Toronto Copts fear for Egypt's future

  • February 9, 2011
Egypt ProtestTORONTO - As the Muslim Brotherhood spoke directly with Egypt’s government and as Christian leaders and Muslim scholars paraded together through Cairo’s Tahrir Square, Toronto’s tiny Coptic Catholic community prayed for peace and wisdom in Egypt, and for the safety of their relatives back home.

“This is our part, to collect our voice and go to God,” said Magda Megalli after Mass Feb. 6 at Holy Family Coptic Catholic Church in Toronto’s west end.

Most Holy Family parishioners send money monthly back to their families, said parish priest Fr. Bishoi Anis. The protests and street fighting that began in Cairo on Jan. 24 and the apparent end to Hosni Mubarak’s 30-year rule have left Toronto Copts feeling stunned and helpless, he said.

“What can you do here, here in Canada?” Anis asked.

In his homily, Anis urged people to pray.

“We ask God to give His wisdom to wise people, to lead the country in the right direction,” he said.

Anis, like many Toronto Copts, has family and friends in Egypt. He hopes the protests will lead to a secular state with democratic civil society institutions that respect fundamental rights such as religious freedom. But he is concerned Egypt must choose between continuing the dictatorship of the corrupt Mubarak regime or adopting drastic change that could result in an Islamist theocracy.

Asked if he believed the religious rights of minorities would be preserved, Anis told Catholic News Service,  “We are not looking for protection for the minorities, we are looking for protection of the whole country. This is not just Christians and Muslims, we are Egyptians.”

From Cairo’s Tahrir Square on Feb. 6 came pictures of Copts celebrating Mass and joining hands with Muslims. But some of Toronto’s Catholic Copts were hearing darker tales from relatives back home. Mona Ramzy heard from her brother in Cairo that the Muslim Brotherhood was already asking that Egypt be ruled by sharia law.

Ateef Agaybr had heard that at least half the remaining protesters were non-Egyptians in the pay of the Muslim Brotherhood. Just back from Cairo the day before, Waseem Gayed confirmed the rumour of foreigners taking over the protests.

“They speak Arabic with different accents,” he said. “It’s a mess.”

Any prominent role for the Muslim Brotherhood in a future Egypt will be a disaster for Christians, said Rafik Khouzam.

“You are now pulling the dark side of the story into our lives,” he said. “It’s going to happen like Iran.”

None of the Toronto Copts deny that Egyptians had good reason to rise up, and none want to see the Mubarak regime last longer than it takes for an orderly transition to a new government.

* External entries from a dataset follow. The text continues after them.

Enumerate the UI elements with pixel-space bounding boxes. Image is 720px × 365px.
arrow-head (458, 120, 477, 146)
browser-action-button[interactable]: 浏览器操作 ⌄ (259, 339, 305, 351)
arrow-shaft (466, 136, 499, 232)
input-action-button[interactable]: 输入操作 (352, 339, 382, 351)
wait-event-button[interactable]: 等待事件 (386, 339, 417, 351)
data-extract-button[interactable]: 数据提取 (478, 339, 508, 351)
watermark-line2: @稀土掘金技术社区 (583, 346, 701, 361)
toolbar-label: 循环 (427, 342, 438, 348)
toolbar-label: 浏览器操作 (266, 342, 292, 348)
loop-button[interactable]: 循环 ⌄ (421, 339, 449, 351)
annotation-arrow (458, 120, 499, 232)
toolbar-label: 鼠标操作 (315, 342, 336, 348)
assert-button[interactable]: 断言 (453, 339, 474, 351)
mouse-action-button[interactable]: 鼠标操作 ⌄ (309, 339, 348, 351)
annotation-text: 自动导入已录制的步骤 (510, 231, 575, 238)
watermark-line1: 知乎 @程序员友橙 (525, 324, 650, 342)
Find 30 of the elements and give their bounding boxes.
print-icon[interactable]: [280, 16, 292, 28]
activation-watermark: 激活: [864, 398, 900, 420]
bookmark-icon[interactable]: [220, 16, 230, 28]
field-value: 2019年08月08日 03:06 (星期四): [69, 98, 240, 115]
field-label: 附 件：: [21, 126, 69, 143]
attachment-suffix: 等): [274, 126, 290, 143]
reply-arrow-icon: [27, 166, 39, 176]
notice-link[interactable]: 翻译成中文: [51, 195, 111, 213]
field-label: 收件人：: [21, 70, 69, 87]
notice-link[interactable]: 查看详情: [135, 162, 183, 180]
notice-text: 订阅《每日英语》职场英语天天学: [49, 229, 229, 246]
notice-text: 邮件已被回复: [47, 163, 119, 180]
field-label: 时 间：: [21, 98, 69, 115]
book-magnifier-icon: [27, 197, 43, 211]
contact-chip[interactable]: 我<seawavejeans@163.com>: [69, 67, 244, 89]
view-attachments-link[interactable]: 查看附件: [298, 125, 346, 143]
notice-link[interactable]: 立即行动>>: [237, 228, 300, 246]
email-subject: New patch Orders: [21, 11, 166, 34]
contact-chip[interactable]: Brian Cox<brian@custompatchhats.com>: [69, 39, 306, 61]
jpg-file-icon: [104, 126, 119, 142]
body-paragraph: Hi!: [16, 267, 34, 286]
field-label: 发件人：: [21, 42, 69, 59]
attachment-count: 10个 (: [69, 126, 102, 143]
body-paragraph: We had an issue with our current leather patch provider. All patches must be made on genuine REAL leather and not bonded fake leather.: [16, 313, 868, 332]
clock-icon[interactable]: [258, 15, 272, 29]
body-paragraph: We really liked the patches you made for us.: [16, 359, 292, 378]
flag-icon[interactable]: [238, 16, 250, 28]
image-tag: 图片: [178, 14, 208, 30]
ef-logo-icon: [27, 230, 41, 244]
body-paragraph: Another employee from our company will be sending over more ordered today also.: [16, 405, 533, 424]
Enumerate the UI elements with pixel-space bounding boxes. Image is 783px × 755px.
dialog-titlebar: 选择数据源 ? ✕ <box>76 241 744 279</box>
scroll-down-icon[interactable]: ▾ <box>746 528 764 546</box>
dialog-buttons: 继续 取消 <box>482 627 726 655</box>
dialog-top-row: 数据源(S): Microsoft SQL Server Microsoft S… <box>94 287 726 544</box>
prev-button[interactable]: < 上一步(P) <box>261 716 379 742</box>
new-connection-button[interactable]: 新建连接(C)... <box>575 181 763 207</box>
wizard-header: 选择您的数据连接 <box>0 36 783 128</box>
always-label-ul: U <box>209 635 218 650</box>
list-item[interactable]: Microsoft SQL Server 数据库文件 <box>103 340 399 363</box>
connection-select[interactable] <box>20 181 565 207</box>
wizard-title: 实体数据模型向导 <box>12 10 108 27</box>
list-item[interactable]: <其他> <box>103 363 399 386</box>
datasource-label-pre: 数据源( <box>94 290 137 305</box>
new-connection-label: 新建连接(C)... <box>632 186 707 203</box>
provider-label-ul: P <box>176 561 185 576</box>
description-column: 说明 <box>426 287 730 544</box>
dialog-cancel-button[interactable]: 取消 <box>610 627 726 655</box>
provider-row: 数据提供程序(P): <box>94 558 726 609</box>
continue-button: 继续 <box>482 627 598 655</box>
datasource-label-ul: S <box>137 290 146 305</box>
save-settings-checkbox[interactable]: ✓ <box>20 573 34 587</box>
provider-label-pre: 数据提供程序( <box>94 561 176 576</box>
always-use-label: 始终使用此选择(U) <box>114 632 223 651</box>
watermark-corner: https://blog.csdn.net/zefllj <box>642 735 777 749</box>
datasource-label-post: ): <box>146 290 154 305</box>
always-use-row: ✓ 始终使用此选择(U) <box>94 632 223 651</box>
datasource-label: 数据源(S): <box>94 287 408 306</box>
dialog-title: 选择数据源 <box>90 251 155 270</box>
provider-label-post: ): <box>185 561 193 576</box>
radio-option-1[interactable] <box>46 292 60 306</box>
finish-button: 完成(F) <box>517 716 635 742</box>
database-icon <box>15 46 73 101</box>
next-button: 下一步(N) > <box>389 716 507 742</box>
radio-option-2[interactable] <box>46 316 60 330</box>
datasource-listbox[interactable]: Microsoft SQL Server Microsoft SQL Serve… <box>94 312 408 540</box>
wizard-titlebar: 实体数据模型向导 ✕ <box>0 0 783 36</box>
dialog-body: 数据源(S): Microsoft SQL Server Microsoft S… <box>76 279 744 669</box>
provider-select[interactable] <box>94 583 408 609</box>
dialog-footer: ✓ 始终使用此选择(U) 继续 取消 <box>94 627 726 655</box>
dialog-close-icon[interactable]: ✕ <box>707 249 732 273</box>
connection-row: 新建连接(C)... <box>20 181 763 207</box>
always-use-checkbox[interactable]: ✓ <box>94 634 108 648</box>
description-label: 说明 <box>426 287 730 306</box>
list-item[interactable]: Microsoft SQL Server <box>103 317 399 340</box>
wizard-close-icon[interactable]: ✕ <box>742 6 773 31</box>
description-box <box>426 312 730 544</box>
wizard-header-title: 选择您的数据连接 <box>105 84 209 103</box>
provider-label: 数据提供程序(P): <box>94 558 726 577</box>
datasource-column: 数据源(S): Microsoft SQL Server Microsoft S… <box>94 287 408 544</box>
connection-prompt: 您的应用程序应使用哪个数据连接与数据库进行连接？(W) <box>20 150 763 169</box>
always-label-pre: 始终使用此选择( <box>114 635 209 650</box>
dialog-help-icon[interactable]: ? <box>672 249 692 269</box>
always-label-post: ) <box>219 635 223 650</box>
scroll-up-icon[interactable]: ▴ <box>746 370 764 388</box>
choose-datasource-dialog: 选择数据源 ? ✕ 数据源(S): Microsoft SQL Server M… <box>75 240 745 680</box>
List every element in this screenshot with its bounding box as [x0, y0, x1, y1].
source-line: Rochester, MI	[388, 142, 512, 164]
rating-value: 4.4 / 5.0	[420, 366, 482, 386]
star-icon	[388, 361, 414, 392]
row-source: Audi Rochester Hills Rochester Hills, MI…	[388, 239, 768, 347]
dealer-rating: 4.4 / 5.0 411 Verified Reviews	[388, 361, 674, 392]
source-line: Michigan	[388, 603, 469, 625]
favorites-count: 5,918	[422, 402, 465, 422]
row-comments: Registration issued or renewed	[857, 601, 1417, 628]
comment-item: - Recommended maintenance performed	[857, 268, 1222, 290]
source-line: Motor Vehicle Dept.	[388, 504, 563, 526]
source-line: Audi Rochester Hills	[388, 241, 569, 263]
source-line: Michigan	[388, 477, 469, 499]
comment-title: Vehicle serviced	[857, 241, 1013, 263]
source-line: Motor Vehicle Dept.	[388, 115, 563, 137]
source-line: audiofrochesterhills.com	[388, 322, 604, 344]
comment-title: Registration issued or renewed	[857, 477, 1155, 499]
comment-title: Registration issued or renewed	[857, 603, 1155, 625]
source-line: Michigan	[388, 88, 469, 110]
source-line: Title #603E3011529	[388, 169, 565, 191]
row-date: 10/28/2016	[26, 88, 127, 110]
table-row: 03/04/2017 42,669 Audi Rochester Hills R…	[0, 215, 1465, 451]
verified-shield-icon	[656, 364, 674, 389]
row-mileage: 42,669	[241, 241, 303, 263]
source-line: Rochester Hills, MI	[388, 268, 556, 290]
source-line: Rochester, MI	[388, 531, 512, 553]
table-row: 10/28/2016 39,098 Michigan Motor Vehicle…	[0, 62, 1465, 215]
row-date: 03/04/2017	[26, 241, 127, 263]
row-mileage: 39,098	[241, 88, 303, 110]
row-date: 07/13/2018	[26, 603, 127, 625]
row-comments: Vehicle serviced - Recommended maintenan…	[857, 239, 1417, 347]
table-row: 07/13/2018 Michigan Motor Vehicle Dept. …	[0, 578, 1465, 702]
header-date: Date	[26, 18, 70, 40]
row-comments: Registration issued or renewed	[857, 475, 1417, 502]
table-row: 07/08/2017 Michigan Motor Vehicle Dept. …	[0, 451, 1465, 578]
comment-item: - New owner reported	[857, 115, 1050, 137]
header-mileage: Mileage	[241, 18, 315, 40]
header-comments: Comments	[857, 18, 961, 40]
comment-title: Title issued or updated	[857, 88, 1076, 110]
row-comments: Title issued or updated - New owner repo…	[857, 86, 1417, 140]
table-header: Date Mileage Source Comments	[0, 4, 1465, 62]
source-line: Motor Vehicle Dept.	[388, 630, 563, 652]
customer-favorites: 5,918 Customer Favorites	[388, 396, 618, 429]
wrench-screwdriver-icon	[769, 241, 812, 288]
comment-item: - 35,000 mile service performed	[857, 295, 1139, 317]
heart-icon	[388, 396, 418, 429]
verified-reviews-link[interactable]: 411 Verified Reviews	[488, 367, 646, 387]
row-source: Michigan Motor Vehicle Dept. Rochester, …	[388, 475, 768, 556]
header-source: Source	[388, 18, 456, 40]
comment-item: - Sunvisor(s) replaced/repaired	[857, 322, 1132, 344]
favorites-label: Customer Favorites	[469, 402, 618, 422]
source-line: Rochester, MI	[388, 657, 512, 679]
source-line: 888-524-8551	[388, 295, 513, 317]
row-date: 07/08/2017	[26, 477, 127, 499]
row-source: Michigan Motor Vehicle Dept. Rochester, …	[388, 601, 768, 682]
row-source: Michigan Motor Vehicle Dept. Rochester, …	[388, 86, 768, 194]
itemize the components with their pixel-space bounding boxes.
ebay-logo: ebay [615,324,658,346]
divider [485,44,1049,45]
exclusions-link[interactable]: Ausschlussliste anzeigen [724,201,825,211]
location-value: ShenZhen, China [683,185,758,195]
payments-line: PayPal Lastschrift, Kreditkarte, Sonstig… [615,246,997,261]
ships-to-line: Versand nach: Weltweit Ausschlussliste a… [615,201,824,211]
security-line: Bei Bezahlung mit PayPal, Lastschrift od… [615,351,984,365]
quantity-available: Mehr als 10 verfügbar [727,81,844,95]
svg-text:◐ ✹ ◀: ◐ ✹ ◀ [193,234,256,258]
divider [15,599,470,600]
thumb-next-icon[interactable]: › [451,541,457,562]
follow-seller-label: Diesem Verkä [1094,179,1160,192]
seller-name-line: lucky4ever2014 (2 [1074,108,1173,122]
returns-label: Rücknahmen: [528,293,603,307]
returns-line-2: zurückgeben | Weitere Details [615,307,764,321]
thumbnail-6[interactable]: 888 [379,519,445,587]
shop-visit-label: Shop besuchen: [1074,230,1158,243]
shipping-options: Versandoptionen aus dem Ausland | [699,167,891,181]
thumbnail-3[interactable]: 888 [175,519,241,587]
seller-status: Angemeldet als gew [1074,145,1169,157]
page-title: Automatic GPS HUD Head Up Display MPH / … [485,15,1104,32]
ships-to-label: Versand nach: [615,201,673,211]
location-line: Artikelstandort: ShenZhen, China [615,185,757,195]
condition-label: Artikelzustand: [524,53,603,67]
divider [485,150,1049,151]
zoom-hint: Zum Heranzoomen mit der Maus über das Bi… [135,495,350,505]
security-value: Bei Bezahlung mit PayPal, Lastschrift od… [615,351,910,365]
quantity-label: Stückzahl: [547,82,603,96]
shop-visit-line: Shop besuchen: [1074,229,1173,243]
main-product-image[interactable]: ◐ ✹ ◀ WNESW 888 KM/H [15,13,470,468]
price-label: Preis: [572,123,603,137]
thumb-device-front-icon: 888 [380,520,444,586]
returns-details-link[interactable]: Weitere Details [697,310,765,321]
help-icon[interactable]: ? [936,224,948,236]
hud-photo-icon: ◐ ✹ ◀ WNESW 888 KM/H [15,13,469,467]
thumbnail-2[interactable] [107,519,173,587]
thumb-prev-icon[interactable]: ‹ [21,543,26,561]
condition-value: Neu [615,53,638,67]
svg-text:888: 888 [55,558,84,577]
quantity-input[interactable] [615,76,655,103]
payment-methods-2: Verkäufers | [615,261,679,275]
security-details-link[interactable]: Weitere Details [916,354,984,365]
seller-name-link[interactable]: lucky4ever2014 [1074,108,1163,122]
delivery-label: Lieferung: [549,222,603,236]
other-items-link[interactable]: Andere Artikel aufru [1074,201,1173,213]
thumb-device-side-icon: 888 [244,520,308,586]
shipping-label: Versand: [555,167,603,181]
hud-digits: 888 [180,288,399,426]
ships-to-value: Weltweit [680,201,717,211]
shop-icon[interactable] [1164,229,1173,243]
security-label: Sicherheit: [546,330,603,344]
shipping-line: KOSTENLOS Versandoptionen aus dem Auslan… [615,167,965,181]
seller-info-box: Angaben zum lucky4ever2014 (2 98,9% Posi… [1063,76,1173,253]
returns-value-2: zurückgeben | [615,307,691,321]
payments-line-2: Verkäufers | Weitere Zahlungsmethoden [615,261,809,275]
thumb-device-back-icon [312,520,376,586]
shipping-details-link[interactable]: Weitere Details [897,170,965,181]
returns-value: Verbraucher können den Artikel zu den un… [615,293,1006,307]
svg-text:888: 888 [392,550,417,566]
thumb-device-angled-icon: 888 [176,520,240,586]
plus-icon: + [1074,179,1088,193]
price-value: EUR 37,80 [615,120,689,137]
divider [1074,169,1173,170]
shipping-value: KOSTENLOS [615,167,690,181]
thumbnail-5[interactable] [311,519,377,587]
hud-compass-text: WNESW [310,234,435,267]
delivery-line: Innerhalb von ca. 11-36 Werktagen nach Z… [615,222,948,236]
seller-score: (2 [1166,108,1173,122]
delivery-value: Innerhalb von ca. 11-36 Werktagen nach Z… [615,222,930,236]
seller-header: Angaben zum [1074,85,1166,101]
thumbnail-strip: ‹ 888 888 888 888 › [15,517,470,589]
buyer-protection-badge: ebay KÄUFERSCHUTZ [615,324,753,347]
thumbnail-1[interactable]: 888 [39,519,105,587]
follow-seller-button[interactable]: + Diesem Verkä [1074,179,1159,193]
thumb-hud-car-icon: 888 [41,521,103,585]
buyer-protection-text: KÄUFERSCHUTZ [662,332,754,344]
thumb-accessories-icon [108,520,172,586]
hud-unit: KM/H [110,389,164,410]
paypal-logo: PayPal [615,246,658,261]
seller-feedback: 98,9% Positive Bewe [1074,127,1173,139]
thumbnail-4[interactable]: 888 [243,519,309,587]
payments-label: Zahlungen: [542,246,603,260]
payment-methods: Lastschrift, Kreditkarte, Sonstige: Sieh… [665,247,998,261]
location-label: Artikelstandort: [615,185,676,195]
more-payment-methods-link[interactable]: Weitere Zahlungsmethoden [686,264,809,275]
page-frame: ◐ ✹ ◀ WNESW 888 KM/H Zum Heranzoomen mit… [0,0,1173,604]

“We need conversation. We need dialogue between the government and also the people who are against Mubarak,” said Anis.

About 10 per cent of Egypt’s 80 million people are Christian. Catholic Copts make up about 10 per cent of that.  Christians tend to be concentrated in Egypt’s tiny middle class — squeezed between a very wealthy elite and the vast majority of Egypt’s poor.

As they phone Egypt daily, not all the news Toronto Copts hear is bad. Megalli has heard from her relatives about Christians and Muslims coming together to protect their neighbourhoods ever since the police stopped patrolling the streets. Muslims and Christians are inviting each other into their homes and sharing what they have, she said.

“I’m proud of that. This is how Egyptians look from the inside.”